Was it his fault that he burned his first attempt at the pancakes he was supposed to be demoing? I don’t know. I’m willing to blame the equipment. Was it his fault that he was stunningly uncharismatic and delivered his entire demo to one cute chick in the front row? Yeeeeeeah, yeah, I think so. But neither of these things—the nerves, or the lack of culinary skill—would have stood totally in the way of my liking him or his demo. Both things could have been charming, IF (and this is the big if) he had been graced with just a bit more humility. Because, the whole time, even though it was clear from a mile away that he was nervous and unprepared, he kept trying to sort of “puff himself up.” It was as if he had learned what the costume of “famous television chef” looks like, and was desperately trying to wear it even though it didn’t fit.
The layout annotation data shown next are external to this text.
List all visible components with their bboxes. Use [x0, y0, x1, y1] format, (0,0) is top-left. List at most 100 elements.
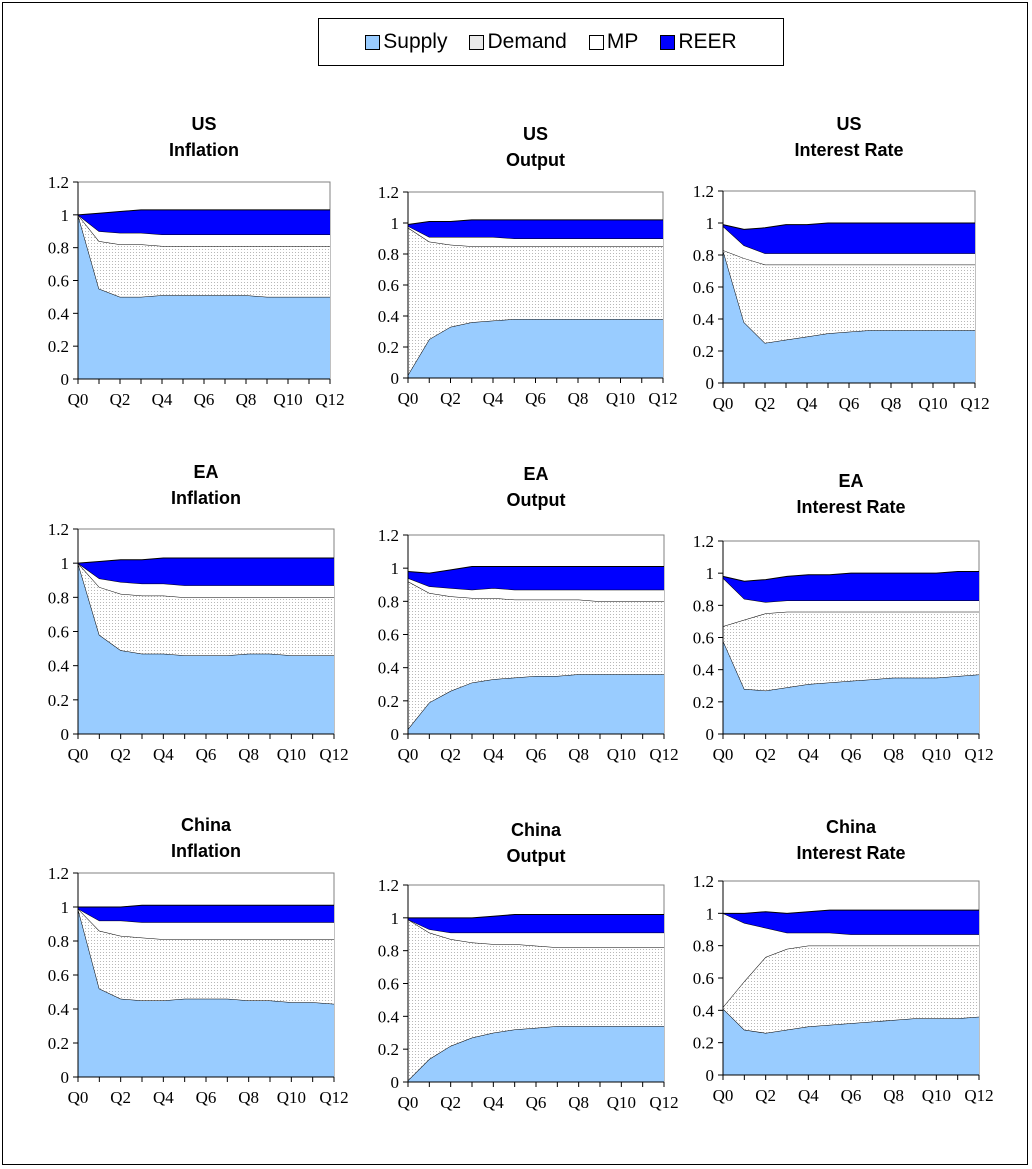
x-tick-label: Q8	[883, 745, 904, 764]
x-tick-label: Q6	[196, 745, 217, 764]
area-mp	[78, 563, 334, 598]
y-tick-label: 0	[61, 370, 70, 389]
area-edge-supply	[722, 1008, 980, 1034]
area-edge-reer	[407, 219, 663, 226]
y-tick-label: 0	[391, 369, 400, 388]
area-supply	[78, 563, 334, 734]
x-tick-label: Q0	[713, 1086, 734, 1105]
area-reer	[723, 223, 975, 254]
area-edge-demand	[722, 249, 975, 266]
chart-svg: 0 0.2 0.4 0.6 0.8 1 1.2 Q0 Q2 Q4 Q6 Q8 Q10 Q12	[48, 173, 345, 409]
area-edge-reer	[77, 557, 334, 564]
x-tick-label: Q12	[960, 394, 989, 413]
x-tick-label: Q6	[196, 1088, 217, 1107]
x-tick-label: Q2	[110, 1088, 131, 1107]
y-tick-label: 0.2	[693, 693, 714, 712]
area-edge-demand	[722, 611, 979, 627]
area-demand	[78, 214, 330, 297]
chart-title-line: Output	[506, 490, 566, 510]
area-reer	[723, 571, 979, 603]
x-tick-label: Q12	[649, 745, 678, 764]
y-tick-label: 0.2	[378, 1040, 399, 1059]
x-tick-label: Q4	[798, 1086, 819, 1105]
area-mp	[78, 214, 330, 247]
x-tick-label: Q0	[398, 1093, 419, 1112]
chart-svg: 0 0.2 0.4 0.6 0.8 1 1.2 Q0 Q2 Q4 Q6 Q8 Q10 Q12	[378, 876, 679, 1112]
chart-title: EA Output	[408, 461, 664, 513]
x-tick-label: Q12	[648, 389, 677, 408]
y-tick-label: 0	[706, 725, 715, 744]
area-supply	[78, 908, 334, 1077]
chart-title-line: China	[510, 820, 561, 840]
area-edge-reer	[78, 904, 334, 908]
y-tick-label: 0.4	[693, 1001, 715, 1020]
chart-title-line: EA	[523, 464, 549, 484]
x-tick-label: Q0	[398, 389, 419, 408]
area-reer	[78, 209, 330, 235]
x-tick-label: Q2	[755, 1086, 776, 1105]
area-supply	[408, 1026, 664, 1082]
x-tick-label: Q0	[68, 390, 89, 409]
chart-svg: 0 0.2 0.4 0.6 0.8 1 1.2 Q0 Q2 Q4 Q6 Q8 Q10 Q12	[48, 520, 349, 764]
y-tick-label: 0.8	[378, 245, 399, 264]
chart-svg: 0 0.2 0.4 0.6 0.8 1 1.2 Q0 Q2 Q4 Q6 Q8 Q10 Q12	[378, 526, 679, 764]
x-tick-label: Q0	[713, 745, 734, 764]
x-tick-label: Q6	[841, 745, 862, 764]
area-demand	[78, 563, 334, 656]
legend-label-mp: MP	[606, 30, 639, 53]
x-tick-label: Q6	[526, 1093, 547, 1112]
y-tick-label: 0	[706, 1066, 715, 1085]
area-edge-reer	[407, 566, 664, 574]
chart-title-line: EA	[838, 471, 864, 491]
legend-label-demand: Demand	[487, 30, 567, 53]
x-tick-label: Q8	[568, 1093, 589, 1112]
chart-svg: 0 0.2 0.4 0.6 0.8 1 1.2 Q0 Q2 Q4 Q6 Q8 Q10 Q12	[693, 182, 990, 413]
x-tick-label: Q6	[194, 390, 215, 409]
y-tick-label: 0.4	[378, 659, 400, 678]
x-tick-label: Q12	[319, 745, 348, 764]
chart-title-line: Inflation	[169, 140, 239, 160]
x-tick-label: Q10	[607, 1093, 636, 1112]
y-tick-label: 0.8	[48, 588, 69, 607]
y-tick-label: 1	[706, 564, 715, 583]
legend: Supply Demand MP REER	[318, 18, 784, 66]
area-demand	[78, 908, 334, 1004]
x-tick-label: Q2	[110, 390, 131, 409]
area-supply	[723, 1008, 979, 1075]
chart-title-line: China	[825, 817, 876, 837]
area-mp	[723, 226, 975, 265]
x-tick-label: Q4	[483, 389, 504, 408]
x-tick-label: Q4	[152, 390, 173, 409]
y-tick-label: 0.6	[48, 623, 69, 642]
chart-title-line: US	[191, 114, 217, 134]
chart-title-line: US	[522, 124, 548, 144]
area-mp	[78, 908, 334, 940]
x-tick-label: Q2	[755, 394, 776, 413]
x-tick-label: Q10	[273, 390, 302, 409]
y-tick-label: 0.8	[693, 596, 714, 615]
chart-title-line: US	[836, 114, 862, 134]
y-tick-label: 0.6	[378, 626, 399, 645]
x-tick-label: Q4	[798, 745, 819, 764]
x-tick-label: Q12	[649, 1093, 678, 1112]
y-tick-label: 0.8	[693, 246, 714, 265]
area-edge-reer	[722, 222, 975, 230]
y-tick-label: 0.4	[48, 304, 70, 323]
area-mp	[408, 919, 664, 948]
x-tick-label: Q10	[607, 745, 636, 764]
chart-svg: 0 0.2 0.4 0.6 0.8 1 1.2 Q0 Q2 Q4 Q6 Q8 Q10 Q12	[378, 183, 678, 408]
area-reer	[78, 905, 334, 923]
x-tick-label: Q0	[68, 1088, 89, 1107]
y-tick-label: 1.2	[48, 173, 69, 192]
chart-title-line: EA	[193, 462, 219, 482]
y-tick-label: 0.2	[693, 1034, 714, 1053]
y-tick-label: 0.2	[48, 337, 69, 356]
x-tick-label: Q4	[797, 394, 818, 413]
area-mp	[723, 913, 979, 1008]
chart-svg: 0 0.2 0.4 0.6 0.8 1 1.2 Q0 Q2 Q4 Q6 Q8 Q10 Q12	[48, 864, 349, 1107]
y-tick-label: 1.2	[378, 876, 399, 895]
y-tick-label: 1	[391, 909, 400, 928]
y-tick-label: 1	[61, 554, 70, 573]
y-tick-label: 0.6	[693, 629, 714, 648]
x-tick-label: Q2	[440, 745, 461, 764]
And when we finally snuck away, (after the longest 30 minutes of our lives) I had the unfortunate sinking suspicion that I too was trying to wear a costume that I had not yet earned.
I know just a sliver—even after many years of practicing—I know just like the tiniest little piece of what there could be to know about this practice called yoga. Why is your low-back hurting in that pose? I don’t know! I don’t have any idea! What’s your back-leg supposed to be doing in this other pose? I don’t know! I can tell you what my teacher tells me, but really, I don’t know! Sanskrit, anatomy, alignment, philosophy, lineage; I know enough about all of these things to sound smart at a party, but put me in a room with somebody who really knows their stuff—I’m going to look like a toe-twiddling goober.
And this is what I started to realize in the outlet mall parking lot and maybe that’s okay.
Because yoga, on scout’s honor, does not care. It does not matter who you are or how you feel or what you know. You can fail, you can be pissed off, you can be sorrowful; you can bring all of your brokenness and the practice will take you in. And if that is the case, and I know that it is, then I have got to figure that my one real job as teacher, the one thing that I really can do, regardless of how much I know, (or don’t know) about where your psoas connects, is to be honest. NOT because you will then learn some great lesson from me, oh grasshopper, but so that you can feel permission to be revealed, too. And then all of us, all of us just hanging our tender stuff out there, might really be able to learn something from one another.
And then one of us, at least, might be able to stop being such an asshole.